The cost of tax recovery of the government will also come down. The GST rate has not been revealed. In most countries it ranges from 14 to 16 per cent.
States feared loss of their revenue and autonomy. The biggest protest was about the tax on petroleum products. 50 percent of the states revenue comes from this.
States were also concerned about the revenue loss due to the abolition of the Central Sales Tax (CST). CST is a tax on inter-state trade.
The tax imposed by the exporting state was reduced from four per cent in 2007 to two per cent.
The Center promised states to make up for it by 2010. But it was discontinued by the Center after 2010. This was the major reason for the protest.
What turned out to be
Since 50% of the states’ revenue comes from the tax on petrochemical products, the Center will not levy tax for three years despite including it in GST to give relief to them.
States can levy tax on it for three years. The Center has promised Rs 11000 crore in this financial year to compensate the states for the loss on payment of CST.
The center will collect tax from the businessmen who have a turnover of Rs 1.5 crore. Taxes on alcohol and tobacco will be collected by the state itself.
What will happen next
GST will come into force from 1 April 2016. The amendments will have to be passed by both the Lok Sabha and the Rajya Sabha after the approval of the Cabinet. After this it will have to seek the support of the state assemblies.

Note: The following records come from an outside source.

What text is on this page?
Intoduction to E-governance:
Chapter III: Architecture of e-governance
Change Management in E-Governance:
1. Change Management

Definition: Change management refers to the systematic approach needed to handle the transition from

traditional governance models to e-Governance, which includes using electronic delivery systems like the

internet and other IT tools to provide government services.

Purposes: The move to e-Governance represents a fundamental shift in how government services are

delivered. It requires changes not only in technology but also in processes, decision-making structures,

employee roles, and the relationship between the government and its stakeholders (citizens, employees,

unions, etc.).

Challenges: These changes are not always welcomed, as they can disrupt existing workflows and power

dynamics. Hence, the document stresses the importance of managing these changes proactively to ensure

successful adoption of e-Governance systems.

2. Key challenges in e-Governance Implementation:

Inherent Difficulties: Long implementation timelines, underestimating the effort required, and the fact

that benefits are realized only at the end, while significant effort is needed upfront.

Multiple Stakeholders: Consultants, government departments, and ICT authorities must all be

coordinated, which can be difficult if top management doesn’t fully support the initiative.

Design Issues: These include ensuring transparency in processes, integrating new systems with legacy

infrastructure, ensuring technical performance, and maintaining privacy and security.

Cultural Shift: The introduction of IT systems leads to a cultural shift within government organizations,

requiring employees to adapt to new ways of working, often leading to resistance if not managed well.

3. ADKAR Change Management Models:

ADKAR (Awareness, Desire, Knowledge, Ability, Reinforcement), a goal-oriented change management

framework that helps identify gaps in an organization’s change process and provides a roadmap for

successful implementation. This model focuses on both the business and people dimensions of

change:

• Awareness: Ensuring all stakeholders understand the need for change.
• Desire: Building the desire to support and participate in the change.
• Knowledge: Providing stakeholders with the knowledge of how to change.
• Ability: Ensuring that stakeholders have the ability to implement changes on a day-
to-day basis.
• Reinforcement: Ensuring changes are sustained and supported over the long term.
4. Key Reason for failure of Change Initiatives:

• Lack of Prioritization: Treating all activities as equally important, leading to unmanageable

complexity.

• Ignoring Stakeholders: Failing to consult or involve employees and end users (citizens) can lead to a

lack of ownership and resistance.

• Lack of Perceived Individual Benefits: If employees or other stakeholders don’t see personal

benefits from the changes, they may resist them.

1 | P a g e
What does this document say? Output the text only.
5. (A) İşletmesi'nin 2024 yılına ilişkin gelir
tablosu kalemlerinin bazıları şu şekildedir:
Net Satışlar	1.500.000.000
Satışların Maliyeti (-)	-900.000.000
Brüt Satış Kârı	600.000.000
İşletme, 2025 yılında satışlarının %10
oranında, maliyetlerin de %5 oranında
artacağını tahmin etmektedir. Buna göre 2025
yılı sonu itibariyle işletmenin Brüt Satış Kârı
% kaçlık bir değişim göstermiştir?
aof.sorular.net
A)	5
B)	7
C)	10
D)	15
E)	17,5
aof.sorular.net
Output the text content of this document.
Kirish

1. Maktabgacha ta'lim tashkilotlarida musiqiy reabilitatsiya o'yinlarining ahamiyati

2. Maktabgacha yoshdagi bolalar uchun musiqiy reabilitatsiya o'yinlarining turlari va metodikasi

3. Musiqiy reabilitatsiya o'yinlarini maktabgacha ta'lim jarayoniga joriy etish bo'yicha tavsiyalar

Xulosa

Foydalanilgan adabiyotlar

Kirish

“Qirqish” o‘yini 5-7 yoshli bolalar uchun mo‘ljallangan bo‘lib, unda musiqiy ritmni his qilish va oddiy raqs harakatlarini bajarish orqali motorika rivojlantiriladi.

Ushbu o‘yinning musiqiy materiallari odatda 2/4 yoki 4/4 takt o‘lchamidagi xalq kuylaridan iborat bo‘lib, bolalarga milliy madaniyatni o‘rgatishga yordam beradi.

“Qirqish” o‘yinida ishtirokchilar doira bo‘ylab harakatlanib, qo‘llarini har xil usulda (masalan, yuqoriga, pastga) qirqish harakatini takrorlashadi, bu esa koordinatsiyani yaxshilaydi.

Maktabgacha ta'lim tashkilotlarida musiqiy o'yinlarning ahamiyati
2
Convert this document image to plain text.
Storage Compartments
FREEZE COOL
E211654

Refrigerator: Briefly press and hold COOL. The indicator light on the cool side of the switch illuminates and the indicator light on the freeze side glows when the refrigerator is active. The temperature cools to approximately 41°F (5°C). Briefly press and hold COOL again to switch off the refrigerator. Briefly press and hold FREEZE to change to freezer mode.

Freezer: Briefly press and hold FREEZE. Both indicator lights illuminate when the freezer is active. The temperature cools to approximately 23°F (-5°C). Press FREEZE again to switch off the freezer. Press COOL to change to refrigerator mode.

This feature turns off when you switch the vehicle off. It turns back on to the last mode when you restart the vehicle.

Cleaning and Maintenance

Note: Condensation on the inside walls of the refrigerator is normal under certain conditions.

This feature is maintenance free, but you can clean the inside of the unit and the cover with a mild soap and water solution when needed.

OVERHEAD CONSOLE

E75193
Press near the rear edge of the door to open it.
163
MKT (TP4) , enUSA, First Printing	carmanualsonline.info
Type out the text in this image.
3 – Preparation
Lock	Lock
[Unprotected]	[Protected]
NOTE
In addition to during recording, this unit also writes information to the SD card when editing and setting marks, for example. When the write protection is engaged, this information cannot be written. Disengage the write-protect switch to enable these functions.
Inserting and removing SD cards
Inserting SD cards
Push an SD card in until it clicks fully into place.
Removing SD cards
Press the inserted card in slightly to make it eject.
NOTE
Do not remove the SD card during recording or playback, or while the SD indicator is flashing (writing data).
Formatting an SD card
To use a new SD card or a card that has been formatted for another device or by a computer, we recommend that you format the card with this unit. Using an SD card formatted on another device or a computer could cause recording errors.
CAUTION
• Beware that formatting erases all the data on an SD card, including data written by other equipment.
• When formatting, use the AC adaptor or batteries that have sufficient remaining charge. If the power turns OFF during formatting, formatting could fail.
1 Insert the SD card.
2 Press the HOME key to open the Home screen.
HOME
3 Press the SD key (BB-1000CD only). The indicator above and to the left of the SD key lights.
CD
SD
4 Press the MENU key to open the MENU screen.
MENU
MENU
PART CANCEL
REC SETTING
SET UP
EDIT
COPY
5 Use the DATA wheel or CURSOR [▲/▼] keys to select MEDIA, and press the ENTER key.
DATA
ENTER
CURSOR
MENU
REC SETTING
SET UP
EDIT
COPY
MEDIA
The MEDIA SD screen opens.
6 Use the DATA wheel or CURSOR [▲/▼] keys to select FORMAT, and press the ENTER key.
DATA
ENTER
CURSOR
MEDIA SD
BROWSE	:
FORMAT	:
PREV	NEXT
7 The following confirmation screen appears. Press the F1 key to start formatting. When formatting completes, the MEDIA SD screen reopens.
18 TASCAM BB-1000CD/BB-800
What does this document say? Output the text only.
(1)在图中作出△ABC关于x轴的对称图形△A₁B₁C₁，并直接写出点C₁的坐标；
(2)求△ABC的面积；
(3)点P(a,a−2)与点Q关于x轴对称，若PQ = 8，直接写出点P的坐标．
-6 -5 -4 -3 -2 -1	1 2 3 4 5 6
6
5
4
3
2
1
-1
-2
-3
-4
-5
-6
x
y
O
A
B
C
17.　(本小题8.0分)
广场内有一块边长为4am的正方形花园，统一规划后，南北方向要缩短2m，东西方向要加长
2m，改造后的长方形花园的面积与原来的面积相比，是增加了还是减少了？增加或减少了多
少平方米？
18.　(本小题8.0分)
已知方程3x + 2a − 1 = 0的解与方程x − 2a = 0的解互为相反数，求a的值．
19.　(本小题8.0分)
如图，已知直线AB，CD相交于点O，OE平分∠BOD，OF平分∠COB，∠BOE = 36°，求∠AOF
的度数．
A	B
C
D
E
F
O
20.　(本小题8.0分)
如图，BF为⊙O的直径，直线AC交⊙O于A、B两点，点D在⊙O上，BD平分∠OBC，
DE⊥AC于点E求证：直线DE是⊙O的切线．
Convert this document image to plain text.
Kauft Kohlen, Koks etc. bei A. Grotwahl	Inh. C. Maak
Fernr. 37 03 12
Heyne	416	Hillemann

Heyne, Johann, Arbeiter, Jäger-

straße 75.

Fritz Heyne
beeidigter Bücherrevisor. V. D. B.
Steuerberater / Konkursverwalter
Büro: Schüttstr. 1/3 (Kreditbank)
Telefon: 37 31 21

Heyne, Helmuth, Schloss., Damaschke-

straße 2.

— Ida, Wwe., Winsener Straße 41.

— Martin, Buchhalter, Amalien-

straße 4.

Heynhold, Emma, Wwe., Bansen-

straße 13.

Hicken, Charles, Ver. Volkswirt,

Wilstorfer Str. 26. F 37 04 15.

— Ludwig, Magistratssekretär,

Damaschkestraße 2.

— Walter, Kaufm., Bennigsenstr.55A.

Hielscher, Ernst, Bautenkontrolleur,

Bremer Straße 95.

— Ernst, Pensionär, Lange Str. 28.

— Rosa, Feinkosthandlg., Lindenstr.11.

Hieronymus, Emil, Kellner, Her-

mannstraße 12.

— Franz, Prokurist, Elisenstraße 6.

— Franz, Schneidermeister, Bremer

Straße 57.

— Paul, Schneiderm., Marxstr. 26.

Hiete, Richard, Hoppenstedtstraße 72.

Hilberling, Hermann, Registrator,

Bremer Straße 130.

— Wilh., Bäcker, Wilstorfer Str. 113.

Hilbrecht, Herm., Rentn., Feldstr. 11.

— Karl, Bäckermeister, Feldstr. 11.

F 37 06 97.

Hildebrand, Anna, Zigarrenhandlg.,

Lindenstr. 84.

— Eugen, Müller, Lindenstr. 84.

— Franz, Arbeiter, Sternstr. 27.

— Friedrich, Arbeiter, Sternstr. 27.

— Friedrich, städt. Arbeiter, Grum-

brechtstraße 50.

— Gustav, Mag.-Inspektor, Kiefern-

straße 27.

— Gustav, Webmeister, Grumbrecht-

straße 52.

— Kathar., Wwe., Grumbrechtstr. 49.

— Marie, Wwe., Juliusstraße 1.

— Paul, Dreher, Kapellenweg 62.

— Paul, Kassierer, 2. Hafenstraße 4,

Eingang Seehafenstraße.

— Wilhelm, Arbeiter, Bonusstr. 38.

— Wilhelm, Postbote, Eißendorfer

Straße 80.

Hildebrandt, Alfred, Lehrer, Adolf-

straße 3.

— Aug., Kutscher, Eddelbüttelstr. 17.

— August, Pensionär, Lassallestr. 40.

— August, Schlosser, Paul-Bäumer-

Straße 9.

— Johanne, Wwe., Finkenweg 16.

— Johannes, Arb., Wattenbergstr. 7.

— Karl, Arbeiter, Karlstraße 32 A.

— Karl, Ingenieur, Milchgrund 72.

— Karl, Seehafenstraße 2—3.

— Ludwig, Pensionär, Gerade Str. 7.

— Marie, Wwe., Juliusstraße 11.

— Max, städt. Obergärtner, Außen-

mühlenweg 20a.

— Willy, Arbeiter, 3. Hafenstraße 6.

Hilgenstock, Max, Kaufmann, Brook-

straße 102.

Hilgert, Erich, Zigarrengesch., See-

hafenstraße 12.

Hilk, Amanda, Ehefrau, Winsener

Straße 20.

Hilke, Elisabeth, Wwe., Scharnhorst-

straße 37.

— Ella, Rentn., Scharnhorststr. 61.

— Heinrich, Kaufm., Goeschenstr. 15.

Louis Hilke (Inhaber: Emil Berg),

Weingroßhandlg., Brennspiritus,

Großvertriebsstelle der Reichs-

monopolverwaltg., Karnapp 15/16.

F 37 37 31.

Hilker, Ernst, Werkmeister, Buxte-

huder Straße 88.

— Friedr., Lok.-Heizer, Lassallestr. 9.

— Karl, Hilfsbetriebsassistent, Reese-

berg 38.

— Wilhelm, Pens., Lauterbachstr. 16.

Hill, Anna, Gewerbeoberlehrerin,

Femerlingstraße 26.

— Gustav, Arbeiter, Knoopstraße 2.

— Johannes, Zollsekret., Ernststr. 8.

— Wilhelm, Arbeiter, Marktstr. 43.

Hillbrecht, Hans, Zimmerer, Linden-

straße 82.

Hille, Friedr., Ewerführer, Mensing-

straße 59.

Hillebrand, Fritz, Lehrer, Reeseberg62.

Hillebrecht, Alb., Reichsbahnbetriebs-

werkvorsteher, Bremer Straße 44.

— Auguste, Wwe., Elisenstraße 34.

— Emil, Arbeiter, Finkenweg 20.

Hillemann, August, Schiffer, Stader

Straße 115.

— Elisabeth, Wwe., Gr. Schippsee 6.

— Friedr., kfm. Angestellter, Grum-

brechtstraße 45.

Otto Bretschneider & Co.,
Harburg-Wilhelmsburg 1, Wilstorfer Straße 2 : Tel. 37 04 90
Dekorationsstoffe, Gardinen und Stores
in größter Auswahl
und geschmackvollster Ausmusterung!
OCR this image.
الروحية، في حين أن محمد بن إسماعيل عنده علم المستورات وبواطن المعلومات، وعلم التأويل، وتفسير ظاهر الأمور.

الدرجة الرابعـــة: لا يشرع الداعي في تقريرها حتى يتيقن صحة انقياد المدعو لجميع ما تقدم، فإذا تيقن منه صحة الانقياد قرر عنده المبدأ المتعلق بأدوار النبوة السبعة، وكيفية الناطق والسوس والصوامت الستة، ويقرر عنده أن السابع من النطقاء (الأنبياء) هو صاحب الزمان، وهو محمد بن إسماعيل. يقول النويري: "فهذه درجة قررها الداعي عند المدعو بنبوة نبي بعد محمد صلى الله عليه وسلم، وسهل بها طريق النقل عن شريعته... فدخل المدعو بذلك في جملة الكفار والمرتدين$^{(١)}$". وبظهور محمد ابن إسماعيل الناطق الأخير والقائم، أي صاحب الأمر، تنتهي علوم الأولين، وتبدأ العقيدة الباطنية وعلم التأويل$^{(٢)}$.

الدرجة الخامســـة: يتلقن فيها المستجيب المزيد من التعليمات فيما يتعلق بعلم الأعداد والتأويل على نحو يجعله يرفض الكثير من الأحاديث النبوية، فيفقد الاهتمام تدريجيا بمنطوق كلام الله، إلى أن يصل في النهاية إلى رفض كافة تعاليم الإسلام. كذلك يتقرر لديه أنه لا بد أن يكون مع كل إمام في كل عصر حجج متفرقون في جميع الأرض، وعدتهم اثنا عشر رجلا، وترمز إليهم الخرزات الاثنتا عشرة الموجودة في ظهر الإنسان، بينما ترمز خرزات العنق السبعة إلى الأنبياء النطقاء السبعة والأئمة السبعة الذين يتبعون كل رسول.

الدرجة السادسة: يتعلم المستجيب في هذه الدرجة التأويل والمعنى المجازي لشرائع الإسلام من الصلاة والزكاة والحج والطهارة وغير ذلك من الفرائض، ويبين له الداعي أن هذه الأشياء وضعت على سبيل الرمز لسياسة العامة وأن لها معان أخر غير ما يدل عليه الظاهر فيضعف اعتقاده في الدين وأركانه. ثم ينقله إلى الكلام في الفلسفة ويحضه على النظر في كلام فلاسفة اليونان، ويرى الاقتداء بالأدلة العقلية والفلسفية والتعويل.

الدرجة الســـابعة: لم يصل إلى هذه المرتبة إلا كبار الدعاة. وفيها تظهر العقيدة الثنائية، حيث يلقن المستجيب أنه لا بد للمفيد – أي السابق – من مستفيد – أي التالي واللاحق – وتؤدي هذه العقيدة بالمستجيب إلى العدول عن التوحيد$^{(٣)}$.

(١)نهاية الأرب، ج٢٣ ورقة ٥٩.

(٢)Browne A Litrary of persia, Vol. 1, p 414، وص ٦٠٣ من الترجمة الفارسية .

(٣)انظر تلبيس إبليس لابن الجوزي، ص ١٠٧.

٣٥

The actual GST bill will then be debated in both houses of Parliament. States will also have to pass the GST bill in their assemblies. GST will be implemented only after this long process.
Earlier, Finance Minister Jaitley took initiative on his part to resolve the dispute regarding GST and promised to compensate the states.
34,000 crore was owed to the states due to CST. For this reason, the State Governments were angry and were obstructing this important reform.